Published on 26 April 2026 at 20:29

I don’t know if I should keep talking, but I need to talk. Maybe someone will take pity on me, and whatever is happening tomorrow will happen.

 

This whole thing is ridiculous. I understand I might be paranoid and nothing is about to happen, or God forbid they are gearing up to talk to me and make this change and fix it and make it better. I suppose that is a possibility. Given the record though, yeah, I’m not gonna place my bets on that shit.

 

I honestly have no idea what is happening. There are multiple devices out of Vegas that are investigating and have been all day.

 

Guys, if this is going to harm me. Please. Don’t do this to me. Please. No one believed me anyway. I am not a threat. I am just a disabled, broke, old teacher. I use words to try to express my feelings and try to hopefully make others see my way.

 

I asked people to just fucking do something. I don’t know what I did wrong. This is unfair.

 

Like, I have to fucking stand down at some point. I get that. I have to get through the civil case and give a shot to going through the next AG. Wolfson is unopposed, so I can’t do anything with the DA. But I must give it a shot with the new AG.

 

I just don’t understand how I can be this destroyed and he gets to move on like it’s nothing. I have lost everyone and everything. I can’t just move on with my life. The residual of this will last. And I have to shut up about my story if I ever want to date.
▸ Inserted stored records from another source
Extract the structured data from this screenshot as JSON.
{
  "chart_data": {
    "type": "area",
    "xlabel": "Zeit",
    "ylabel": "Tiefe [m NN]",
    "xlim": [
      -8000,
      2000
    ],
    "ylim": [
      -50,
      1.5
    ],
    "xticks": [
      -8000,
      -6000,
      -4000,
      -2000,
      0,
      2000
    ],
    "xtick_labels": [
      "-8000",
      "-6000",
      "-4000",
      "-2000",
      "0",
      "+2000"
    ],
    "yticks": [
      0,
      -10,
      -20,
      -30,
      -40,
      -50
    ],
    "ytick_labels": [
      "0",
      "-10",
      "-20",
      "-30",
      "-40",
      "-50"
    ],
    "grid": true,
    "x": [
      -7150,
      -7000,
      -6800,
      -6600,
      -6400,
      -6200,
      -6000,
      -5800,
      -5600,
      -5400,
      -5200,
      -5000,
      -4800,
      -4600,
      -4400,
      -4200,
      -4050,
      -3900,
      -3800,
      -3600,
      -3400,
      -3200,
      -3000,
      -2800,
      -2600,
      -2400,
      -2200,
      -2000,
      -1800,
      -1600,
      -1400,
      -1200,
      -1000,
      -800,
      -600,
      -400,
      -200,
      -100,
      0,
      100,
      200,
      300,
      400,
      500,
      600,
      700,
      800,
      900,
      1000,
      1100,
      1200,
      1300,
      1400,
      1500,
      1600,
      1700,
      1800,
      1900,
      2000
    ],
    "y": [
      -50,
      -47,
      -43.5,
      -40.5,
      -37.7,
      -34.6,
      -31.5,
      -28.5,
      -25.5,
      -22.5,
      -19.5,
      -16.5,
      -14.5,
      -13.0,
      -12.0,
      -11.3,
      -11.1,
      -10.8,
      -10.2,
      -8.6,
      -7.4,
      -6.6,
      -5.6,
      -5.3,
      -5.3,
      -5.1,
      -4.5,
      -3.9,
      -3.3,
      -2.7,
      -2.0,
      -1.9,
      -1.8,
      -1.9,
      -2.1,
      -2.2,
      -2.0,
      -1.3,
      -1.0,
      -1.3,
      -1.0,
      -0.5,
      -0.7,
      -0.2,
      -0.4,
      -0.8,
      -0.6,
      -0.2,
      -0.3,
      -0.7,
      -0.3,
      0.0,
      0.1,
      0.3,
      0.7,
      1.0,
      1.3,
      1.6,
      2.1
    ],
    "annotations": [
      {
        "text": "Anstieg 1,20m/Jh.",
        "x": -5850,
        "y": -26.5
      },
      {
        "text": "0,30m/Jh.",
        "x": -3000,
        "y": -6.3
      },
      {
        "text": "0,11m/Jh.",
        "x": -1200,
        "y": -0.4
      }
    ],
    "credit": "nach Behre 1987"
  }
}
I have to become ashamed of what happened to me. Seriously, that is what society wants. I have to be ashamed, and he gets to live another day.

 

I’m going to end this with a little bit of the discovery. I want you all to read this. And I want you to tell me that a man who could say this with a straight face and under penalty of perjury doesn’t fucking belong behind bars. It’s consent. Not rocket science.

 

Here is the quote:

 

Me: Pull it out!
Him: I’m not going to pull it out. I am going to fuck you with it.

 

This is his answer:

 

“I did not verbally acknowledge Plaintiff revoking consent. Plaintiff never revoked consent.”

 

If that is the direct quote from the video, which it is, he literally said no, I’m not going to pull it out, and then? He escalated.

 

Discovery response from the defendant:

 

“I understood her to be requesting I stop pressing with the act, to give time to adjust and not to end the act.”

 

WHAT THE FUCK DO YOU THINK STOP MEANS? WHAT THE FUCK DOES NO FUCKING MEAN?

 

Oh right, he went on to say:

 

“I do not recall Plaintiff saying ‘stop’ or ‘no’ or exhibiting distress.”

 

This man is walking the fucking street today. You all who covered up for him? You guys. Go fucking look up consent for yourselves. And know that this man doesn’t know what that means. Look at him trying to defend it. Think about the other women who are in danger.

 

Then you go right the fuck ahead and do whatever the fuck you want to do to me. Fuck you. If you are coming after me and helping a fucking monster like that? I don’t give a fuck what you think. Come do whatever you’re gonna do. I’m not shutting the fuck up. Ever. Because this? This isn’t okay. This is societal collapse in real time. This is why women get raped all the fucking time and no one does a fucking thing about it.

 

Fuck you.

 

And if there is anyone left here with the power to at least fucking try to fix this, just make a fucking attempt. Please, society needs you to.